Emily’s Service Reflection on Summer at LSTFI

At the Lee Strasberg Theatre and Film Institute this summer, I helped teach 11 kids the basics of Lee Strasberg’s method acting and general theatre skills. I was with the children all day and was a Teacher’s Assistant to the teachers who gave up their summer to teach at the Institute, despite being free of the usual NYU and Conservatory program students that they teach year-round.

This year is the last year possible for me to go to Strasberg, where I’ve been going for 11 years now. I’ve watched many a student rehearse for college auditions, read scenes better than I’d ever seen, and generally been inspired by so many of those people who were older than me and are now off doing great things for the American theatre. It was not only adorable, but incredibly nostalgic and also quite amazing to see these kids exactly where I started off at LSTFI: I was only 7 years old and taking the exact same classes they were taking in the same two week extension. Although many people don’t agree with Lee Strasberg’s methods and I wouldn’t dare to argue that they are far superior to any others, the one thing I know for sure is that the people teaching at the Lee Strasberg Theatre and Film Institute have the power to inspire and keep that inspiration flowing inside of a person. Before I go off to college myself, I’m so grateful that I got the opportunity to be one of those people this year.

Emily’s Summer Service at LSTFI (The Mirror)

 With the Lee Strasberg Theatre and Film Institute, I helped out at a childrens’ camp which taught them the basics of Lee Strasberg’s method acting and also other basic skills vital to theatre. I helped the kids get to their classes and acted as a Teacher’s Assistant to the teachers who gave up their summer to teach at the Institute, despite being free of the usual NYU and Conservatory program students that flood the halls of LSTFI year-round. Lee Strasberg believed that there should be no “advanced” or “beginner” acting classes — instead, he thought that the old and the new should be in the same class together. The new students can look up to and learn from the older students while the older students can be reminded of the basic skills that they learned when they were a beginner. During the week I volunteered, I definitely was reminded of many things I had once learned when I was the age of the students (8-11), for my attendance in that very same program I helped out in was vital to the beginning of my acting “career.” 

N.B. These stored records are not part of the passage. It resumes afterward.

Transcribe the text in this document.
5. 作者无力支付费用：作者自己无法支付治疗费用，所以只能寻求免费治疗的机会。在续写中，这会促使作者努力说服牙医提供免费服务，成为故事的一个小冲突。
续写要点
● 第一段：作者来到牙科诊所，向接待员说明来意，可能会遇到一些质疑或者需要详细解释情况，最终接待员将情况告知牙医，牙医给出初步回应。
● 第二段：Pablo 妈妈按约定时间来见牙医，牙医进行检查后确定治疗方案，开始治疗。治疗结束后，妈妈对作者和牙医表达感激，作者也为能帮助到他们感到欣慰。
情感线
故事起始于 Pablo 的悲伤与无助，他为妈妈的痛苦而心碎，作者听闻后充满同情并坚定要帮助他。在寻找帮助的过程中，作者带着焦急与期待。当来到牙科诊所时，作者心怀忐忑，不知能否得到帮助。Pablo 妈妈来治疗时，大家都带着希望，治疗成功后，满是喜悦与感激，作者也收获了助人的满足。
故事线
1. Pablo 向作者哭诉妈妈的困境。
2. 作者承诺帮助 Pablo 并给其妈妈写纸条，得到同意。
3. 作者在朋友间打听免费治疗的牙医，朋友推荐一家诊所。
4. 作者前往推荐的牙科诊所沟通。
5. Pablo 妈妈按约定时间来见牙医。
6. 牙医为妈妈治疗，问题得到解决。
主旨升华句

Seeing the children learn the beginnings of method theatre acting, singing, dancing, and acting for film at such a young age not only made me smile but also reminded me of who I once was and who I continue to be. Although I did volunteer this summer, I spent most of my summer in a 6-week theatre conservatory program at Carnegie Mellon University. While my time there was well worth it, very educational, and so fun, it was hard to see past the incredible competition that there is for aspiring actors nowadays. In many colleges, the odds of getting in for a musical theatre major are less than that of getting into a Broadway show. It is easy to lose hope when surrounded by kids just as talented or more talented than you are. However, seeing the children at LSTFI made me remember how hopeful and motivated I was when I was their age. I used to dance and sing for my parents every night because I wanted to be the main character in Broadway’s Wicked, and nothing could stop me from practicing constantly — not even the neighbors’ complaints. Seeing and helping the kids learn from great teachers made me remember that motivation, and not lose sight of a future that I may be able to have just because there are others who are also good at what I do. My experience was educational not only for the kids but also for myself, and although I am getting to the age where I will have to leave the Young Actors at Strasberg program, my experiences in the camp and helping out there will always be in my heart, and it will motivate me when I move on from high school.